Banking on Zurich: Softwired's JMS-Mobile Connection
12/16/2001
By Michael Jay Tucker
When you think of Zurich, what comes to mind? Banking "gnomes" scurrying to service the secret bank accounts of international criminals? Or perhaps milk chocolate that's to die for?
Okay. Now scrap all that. Instead, think of a new, aggressive, technically sophisticated high-tech company that's taking on Sonic Software and Fiorano Software in the JMS space, and making a name for itself in the JMS-based mobile middleware market. That's Softwired.
"We are pretty much the only pure JMS play in the heart of Europe," says the company's CEO, Henry Wild, Ph.D. He says this, ironically, in an Australian accent--evidence of Softwired's being a very multi multinational company. It is based in Switzerland, just opened offices in Chicago and does business in American, Europe and Asia.
"The company got its start in 1997 when the current CTO, Dr. Silvano Maffeis, joined what was then a consulting firm," Wild notes. Maffeis had brought with him iBus, a distributed IP multicast JMS middleware platform. The company says iBus is high-speed and server-free, uses the JMS API and supports IP multicast. The company founders took one look at it and decided their consulting days were through.

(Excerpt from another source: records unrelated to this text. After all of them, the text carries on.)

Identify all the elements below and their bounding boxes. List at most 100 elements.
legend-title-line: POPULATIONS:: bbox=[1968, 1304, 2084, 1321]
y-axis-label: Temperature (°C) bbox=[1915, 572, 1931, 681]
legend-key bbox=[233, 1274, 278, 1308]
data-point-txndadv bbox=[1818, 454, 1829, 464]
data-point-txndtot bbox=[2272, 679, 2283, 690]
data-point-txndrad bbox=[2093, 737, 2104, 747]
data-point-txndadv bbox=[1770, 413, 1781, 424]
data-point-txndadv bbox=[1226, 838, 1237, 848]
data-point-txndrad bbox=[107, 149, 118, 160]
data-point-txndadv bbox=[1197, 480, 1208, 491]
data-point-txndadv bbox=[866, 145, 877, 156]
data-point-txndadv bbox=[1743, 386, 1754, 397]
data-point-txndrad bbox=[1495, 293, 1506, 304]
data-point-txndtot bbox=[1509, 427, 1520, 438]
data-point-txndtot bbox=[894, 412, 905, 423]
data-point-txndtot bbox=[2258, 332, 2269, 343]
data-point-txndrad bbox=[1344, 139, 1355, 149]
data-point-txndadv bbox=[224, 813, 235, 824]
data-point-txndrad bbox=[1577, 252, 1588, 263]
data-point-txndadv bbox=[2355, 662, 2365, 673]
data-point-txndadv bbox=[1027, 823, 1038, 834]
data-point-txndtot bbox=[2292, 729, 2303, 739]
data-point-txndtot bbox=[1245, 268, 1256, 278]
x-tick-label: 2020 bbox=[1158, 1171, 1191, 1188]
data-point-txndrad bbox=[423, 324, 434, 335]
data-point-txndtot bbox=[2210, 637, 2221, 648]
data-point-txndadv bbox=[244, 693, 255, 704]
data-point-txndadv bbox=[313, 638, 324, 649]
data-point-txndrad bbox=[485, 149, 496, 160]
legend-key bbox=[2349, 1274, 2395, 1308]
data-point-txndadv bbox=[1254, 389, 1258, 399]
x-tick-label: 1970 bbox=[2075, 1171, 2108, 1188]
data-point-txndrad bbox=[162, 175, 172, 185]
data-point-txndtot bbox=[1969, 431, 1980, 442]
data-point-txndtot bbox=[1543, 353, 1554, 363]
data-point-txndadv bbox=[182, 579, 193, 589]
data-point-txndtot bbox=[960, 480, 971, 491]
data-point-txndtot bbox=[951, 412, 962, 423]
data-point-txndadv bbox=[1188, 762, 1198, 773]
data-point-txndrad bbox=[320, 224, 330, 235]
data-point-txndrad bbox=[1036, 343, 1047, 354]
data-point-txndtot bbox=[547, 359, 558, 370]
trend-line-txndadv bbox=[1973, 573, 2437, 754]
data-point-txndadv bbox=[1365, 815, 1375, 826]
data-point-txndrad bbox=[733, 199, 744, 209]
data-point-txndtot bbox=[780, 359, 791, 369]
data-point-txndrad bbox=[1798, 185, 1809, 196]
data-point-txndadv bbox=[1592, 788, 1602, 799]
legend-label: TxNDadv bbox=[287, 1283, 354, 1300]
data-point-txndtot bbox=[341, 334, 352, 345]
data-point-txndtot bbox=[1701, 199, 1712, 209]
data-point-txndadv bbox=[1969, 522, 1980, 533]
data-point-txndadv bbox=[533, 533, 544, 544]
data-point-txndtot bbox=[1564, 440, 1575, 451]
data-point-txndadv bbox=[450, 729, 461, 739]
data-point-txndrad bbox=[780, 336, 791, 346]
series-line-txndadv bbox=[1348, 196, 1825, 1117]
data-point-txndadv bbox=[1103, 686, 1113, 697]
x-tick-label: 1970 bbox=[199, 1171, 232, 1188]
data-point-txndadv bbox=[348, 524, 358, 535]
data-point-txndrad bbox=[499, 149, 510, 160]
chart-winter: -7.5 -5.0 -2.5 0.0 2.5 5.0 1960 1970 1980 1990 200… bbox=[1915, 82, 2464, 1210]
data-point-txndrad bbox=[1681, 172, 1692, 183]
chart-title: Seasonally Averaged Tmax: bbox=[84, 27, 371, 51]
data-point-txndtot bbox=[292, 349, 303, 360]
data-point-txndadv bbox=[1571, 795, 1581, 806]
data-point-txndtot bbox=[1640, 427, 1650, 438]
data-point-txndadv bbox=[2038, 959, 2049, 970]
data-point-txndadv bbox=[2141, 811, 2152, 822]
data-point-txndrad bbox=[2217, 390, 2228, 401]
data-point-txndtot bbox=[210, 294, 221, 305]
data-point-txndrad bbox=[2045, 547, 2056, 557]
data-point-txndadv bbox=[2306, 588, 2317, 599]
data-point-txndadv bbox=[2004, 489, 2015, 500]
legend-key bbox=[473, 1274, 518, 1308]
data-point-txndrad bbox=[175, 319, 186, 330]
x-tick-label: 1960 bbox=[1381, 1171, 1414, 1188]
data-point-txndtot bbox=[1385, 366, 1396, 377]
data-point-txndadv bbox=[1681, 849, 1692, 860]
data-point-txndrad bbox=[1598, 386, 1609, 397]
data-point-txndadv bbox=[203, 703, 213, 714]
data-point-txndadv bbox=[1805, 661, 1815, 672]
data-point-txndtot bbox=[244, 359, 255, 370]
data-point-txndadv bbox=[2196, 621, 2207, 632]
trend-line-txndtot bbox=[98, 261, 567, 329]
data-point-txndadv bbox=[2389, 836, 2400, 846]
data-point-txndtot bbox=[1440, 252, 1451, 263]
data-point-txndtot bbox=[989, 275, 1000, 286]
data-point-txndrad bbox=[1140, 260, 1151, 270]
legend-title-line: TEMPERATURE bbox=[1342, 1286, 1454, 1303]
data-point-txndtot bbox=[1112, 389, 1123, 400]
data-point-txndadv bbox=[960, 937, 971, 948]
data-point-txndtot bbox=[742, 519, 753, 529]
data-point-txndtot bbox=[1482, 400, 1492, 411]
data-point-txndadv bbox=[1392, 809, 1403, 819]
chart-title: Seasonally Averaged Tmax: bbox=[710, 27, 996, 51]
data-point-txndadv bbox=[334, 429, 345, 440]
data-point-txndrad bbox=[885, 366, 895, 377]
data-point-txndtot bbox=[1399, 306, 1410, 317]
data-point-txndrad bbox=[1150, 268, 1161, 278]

Since '97, the company has been offering iBus in a number of forms and in direct competition with the likes of Sonic and Fiorano. It says, in fact, that its customers and partners include such big names as eBay, UBS, the U.S. Air Force, Tallán, Xerox, Northrop Grumman and LivePerson.
iBus's attractiveness, says Wild, lies not in the fact that it is just another JMS platform. Rather, he says, iBus is an extremely portable creature. "The need we saw was to be able to provide a middleware platform that transcended the Internet," he says. "[One] that would be able to support the extranet and mobile devices."
It's in mobile that Softwired really sees its future. In an age when cell phones and personal digital assistants (PDAs) and the ever-growing number of other WAP-enabled devices are all trying to link to the wireless Web, the company thinks iBus will be a natural.
"We think wireless is coming," Wild says. "And with it, the applications that will need iBus." He claims his company is the only one that can really provide mobile JMS at the moment. "There are people who are promising to do it," he says. "But no one actually has product."